妈妈并不是很计较与谁共度一生,总之谁也没有她自己重要,没有她的舞蹈重要,总之她的亲人会是她的退路,她离了谁都可以。这次之后,依旧留下了许多好人才供她挑选,于是开始了相亲路上最麻烦的一环,约会。让小年轻俩彼此认识。各种各样的男人讨好她,用各种各样的方式,给她送时髦昂贵的玫瑰花,抱着吉他为她唱歌,约她去城里高档的西餐厅……她总是淡淡的,是男人梦中女神的模样,看起来是个俗气的美人,却拥有的让人眼神模糊的光环,让人看不清她真切的模样,使得她神秘,美丽,拥有着让人欲罢不能的魅力。
爸爸只不过是其中的一个男人,他与其他人一样喜爱妈妈,所以他的喜爱并不是突出的。再说爸爸的样貌,是拔尖了一些,可其他男子也有不少样貌的,更不用说许多人的家庭更加殷实,所以他的优势并不突出,在妈妈眼里,初次和爸爸约会也只是将他当做普通的一个,接受他的殷勤,然后在予以评价。

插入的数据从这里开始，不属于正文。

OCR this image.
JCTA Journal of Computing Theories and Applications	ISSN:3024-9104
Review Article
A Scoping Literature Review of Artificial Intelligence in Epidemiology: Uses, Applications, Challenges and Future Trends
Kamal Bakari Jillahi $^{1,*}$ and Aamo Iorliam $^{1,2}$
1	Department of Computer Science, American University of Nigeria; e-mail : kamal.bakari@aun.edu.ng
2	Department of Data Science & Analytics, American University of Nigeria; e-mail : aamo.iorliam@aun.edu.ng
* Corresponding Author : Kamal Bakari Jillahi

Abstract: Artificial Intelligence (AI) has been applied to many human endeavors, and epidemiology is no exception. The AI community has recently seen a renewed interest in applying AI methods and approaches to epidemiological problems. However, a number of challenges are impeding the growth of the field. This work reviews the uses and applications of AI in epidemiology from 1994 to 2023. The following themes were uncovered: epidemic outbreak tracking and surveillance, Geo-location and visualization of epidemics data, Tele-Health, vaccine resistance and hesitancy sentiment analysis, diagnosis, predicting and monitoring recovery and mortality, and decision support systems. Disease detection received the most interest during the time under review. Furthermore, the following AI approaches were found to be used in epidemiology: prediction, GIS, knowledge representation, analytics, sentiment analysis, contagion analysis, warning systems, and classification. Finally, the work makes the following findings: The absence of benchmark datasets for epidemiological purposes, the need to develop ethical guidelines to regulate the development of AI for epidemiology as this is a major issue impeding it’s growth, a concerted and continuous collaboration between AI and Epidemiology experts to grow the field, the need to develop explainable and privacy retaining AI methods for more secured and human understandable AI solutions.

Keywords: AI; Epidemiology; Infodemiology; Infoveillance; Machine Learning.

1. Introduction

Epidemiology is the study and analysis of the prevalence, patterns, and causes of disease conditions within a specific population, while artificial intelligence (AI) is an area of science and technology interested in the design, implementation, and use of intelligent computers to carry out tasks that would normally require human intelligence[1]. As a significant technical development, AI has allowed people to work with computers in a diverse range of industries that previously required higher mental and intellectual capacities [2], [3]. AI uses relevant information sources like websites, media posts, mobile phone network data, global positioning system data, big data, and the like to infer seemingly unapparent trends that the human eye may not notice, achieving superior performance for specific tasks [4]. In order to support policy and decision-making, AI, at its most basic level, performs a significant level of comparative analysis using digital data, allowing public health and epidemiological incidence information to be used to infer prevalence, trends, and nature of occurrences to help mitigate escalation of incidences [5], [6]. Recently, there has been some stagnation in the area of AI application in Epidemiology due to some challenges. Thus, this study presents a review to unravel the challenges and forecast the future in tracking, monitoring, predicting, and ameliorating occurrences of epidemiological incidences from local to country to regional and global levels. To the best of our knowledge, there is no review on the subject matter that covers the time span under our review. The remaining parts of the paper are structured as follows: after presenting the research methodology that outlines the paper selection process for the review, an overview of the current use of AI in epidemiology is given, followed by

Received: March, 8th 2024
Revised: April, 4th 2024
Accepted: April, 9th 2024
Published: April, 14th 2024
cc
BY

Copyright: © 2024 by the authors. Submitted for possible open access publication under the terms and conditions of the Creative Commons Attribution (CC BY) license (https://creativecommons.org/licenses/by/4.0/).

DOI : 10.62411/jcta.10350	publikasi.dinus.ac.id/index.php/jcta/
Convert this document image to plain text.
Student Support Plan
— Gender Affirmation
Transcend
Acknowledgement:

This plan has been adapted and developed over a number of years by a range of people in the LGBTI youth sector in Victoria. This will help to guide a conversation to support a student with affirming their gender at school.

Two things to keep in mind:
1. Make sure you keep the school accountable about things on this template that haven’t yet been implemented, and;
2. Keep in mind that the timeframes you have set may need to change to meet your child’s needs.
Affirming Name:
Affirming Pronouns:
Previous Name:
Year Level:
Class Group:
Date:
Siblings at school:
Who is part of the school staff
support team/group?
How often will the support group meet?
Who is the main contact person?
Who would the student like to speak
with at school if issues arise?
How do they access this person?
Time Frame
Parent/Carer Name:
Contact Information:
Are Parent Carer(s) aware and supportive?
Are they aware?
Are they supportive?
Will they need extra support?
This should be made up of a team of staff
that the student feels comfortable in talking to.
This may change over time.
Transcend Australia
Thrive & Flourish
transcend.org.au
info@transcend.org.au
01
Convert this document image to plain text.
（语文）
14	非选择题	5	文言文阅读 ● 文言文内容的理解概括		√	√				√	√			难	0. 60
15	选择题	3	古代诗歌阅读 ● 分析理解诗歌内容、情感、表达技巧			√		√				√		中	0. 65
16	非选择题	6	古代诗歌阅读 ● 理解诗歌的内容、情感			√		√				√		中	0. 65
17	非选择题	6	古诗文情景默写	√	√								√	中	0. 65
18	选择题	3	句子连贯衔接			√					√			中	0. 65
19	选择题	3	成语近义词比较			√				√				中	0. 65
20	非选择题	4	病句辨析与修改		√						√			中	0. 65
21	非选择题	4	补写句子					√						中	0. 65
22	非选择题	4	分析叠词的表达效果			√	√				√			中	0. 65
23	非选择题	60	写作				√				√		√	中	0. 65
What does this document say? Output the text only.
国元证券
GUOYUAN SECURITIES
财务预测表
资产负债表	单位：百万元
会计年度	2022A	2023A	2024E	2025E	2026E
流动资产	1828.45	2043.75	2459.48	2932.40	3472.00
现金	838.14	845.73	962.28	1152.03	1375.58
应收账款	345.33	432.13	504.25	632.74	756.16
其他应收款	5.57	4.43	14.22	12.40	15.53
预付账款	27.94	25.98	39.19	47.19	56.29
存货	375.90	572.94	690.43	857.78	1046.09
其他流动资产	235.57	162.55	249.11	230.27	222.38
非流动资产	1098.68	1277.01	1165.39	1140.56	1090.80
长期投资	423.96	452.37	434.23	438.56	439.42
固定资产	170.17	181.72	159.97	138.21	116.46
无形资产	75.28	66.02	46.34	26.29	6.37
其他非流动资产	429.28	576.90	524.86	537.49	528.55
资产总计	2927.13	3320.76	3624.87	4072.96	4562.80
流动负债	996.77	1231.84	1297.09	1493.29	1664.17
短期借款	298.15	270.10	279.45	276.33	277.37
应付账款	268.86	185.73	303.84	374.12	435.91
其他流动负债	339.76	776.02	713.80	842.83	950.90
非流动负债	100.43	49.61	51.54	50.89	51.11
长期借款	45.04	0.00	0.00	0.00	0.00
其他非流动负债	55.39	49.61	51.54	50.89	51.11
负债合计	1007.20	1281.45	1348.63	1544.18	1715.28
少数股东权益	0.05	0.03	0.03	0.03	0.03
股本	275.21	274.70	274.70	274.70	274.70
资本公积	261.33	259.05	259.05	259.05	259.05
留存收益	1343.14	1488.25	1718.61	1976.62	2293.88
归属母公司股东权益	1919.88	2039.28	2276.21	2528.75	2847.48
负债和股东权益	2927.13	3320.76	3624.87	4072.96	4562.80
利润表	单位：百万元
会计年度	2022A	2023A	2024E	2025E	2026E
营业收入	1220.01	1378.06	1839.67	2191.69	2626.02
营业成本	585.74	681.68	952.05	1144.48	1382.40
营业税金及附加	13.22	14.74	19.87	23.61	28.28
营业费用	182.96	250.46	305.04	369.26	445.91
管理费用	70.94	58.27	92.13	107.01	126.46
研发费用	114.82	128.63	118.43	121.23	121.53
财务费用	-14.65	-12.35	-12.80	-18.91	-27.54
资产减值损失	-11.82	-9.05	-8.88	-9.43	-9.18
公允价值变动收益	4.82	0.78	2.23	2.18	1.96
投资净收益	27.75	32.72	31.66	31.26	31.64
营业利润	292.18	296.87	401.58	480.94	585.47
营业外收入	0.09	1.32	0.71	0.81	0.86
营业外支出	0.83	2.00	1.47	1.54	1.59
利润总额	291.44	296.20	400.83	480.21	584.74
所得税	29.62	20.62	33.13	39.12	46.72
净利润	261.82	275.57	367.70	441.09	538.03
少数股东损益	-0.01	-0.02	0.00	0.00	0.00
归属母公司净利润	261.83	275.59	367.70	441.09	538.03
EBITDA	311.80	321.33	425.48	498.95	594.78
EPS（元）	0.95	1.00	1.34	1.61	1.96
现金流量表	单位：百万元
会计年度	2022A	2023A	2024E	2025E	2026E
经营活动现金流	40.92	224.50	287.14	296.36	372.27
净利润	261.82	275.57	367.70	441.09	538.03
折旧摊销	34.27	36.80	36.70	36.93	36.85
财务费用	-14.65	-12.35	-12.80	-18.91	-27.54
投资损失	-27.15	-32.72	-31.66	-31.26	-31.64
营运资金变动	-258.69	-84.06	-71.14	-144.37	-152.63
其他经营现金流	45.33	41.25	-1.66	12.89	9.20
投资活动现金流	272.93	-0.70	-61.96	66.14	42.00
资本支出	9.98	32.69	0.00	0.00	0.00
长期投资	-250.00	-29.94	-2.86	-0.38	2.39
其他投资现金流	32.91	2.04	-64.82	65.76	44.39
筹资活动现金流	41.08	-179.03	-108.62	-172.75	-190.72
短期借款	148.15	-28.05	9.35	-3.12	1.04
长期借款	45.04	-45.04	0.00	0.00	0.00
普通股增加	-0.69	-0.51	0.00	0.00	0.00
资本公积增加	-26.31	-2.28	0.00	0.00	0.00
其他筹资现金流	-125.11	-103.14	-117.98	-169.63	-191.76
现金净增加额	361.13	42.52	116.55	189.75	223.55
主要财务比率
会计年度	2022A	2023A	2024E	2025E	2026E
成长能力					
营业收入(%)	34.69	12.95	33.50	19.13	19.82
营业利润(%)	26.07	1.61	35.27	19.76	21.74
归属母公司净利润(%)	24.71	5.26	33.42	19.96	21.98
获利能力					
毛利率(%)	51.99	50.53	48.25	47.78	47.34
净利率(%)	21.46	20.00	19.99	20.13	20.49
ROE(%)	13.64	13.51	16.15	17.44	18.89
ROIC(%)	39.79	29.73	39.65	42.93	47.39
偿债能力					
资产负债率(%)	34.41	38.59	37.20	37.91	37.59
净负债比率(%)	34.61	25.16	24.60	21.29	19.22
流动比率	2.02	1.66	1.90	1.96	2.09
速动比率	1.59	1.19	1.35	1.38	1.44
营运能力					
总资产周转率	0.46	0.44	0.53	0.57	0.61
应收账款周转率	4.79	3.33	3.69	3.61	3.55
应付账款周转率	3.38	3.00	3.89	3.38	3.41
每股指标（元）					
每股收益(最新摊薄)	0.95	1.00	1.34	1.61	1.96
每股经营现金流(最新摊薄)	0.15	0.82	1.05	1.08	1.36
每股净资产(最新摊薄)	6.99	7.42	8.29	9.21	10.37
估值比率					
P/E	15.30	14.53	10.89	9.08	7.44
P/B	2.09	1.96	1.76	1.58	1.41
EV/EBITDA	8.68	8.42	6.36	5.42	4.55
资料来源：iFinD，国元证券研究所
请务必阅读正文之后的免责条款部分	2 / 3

爸爸曾经和我说过约会的样子,最让人记忆深刻的是,每一次,总有一个舅舅远远的缀在他们的身后,以保护他们妹妹的安全,所以总是使得人内心别扭,想要亲昵时候也不得不有所顾忌,但那亲昵只是男人一个方面的,他们其中没有一个拥有着将妈妈从神坛拉下来的力量。男人爱上女人的法子总是只有那单调的一种,可女人爱上男人的法子却是有千万种,冷淡又高傲的妈妈并没有想过她会对一个男人情深义重,而爸爸透过那张令人神魂颠倒的脸蛋,早已看透妈妈对待这场相亲玩世不恭的态度。他喜欢上了研究这个女子,从仰起头,透过玻璃,被玻璃上折射的阳光微微的眯起眼睛开始,他们的第二次相见,他们的第一次相见是他用来对妈妈一见钟情,然而这些具有纪念意义的时刻都是在妈妈未曾察觉的情况下发生的,简直让人难以置信,但是爸爸并不在乎这些,他发现了一些更加有趣的事情,妈妈是一个懒惰的人,她的懒惰犹如她的舞蹈天赋一样,让人瞠目结舌,顶礼膜拜。只是她的懒惰很少让人发现而已,她不喜欢吃麻烦的食物,水果最好不用艰难的剥皮,不用总是吐籽,不用牙齿多费力,吃完之后手不会粘腻,她并不是厌烦去洗手,只是厌烦粘腻的感觉而已。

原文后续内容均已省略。